A lot of Ruby types come to Clojure and ask, “Where’s the package manager?” The answer is usually, “Maven or Ivy,” which isn’t really an answer.
I discussed this in the latter half of my Philly Lambda talk (PDF slides). The problem is that Clojure is built on Java, and any Clojure library that does something interesting is going to need some Java libraries beyond what the JDK provides.
Java has only one established dependency management system, Maven. (Ivy is an alternative, but it uses the Maven repositories.) Maven works, but it’s a big, complicated beast, built in the best giant-XML-configuration-file Java tradition. It’s also slow to accept new libraries into the public repositories. The central Maven 2 repository contains fewer than 700 libraries. Rubyforge, by contrast, lists over 8,000.
Maven seems to work well for large organizations that can benefit from setting up their own, private repositories, but it’s kind of a headache for the independent developer.

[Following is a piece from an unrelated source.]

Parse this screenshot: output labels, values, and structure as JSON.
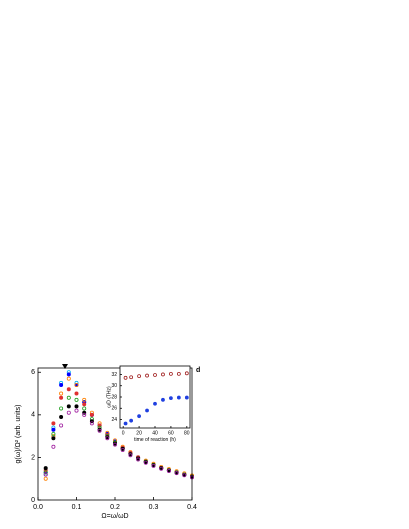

There’s a Clojure Maven plugin, some shell-based hacks like Corkscrew, and some Ivy-related code floating around, but none really provides what people want: one simple command to download and install all the dependencies for a project, without needing any XML.
But CPAN was not created in a day. Most of its imitators (Rubygems, PEAR, Python Eggs) have failed to reach the same level of quality. Perl is also much older, and therefore more stable, than Python or Ruby. 10-year-old Perl code probably still works.
Part of this CPAN’s success, I think, has to do with the environment in it evolved. When Perl was the hot new language, running a web server was an expensive proposition. Even domain names weren’t cheap. If you were going to publish code on the web, there was a cost to doing so, either in time or money, so you wanted to make sure that it was worth publishing.
These days, when everyone has a blog and a Github account, sharing code is easy. Doing “git push” requires almost no thought, no investment of time. Why not release everything, even when it’s untested, undocumented, or unfinished?
So this weekend I started working on a package repository for Clojure. It was modeled it after CPAN, but designed to support anything that could be packaged in a JAR file, including compiled Java libraries and Clojure source code.
I got started. Then I thought, who would actually use this? Of the few dozen Clojure libraries that have been published on Github, only a handful are “production-ready.” Most aren’t even finished. Very few have been thoroughly tested. (I’m equally guilty in this regard.)
I concluded that it’s just too early. Clojure is a scarcely two years old. It just released “1.0” this year, and is still developing rapidly. The libraries are evolving equally rapidly. If you want to build a project using, say, Compojure, the best way to do it is with Git submodules.
The one place a package manager would really be useful is in downloading and installing the standard Java packages that get used in almost every project, like the Apache Commons libraries. For this, Maven/Ivy works, if not brilliantly.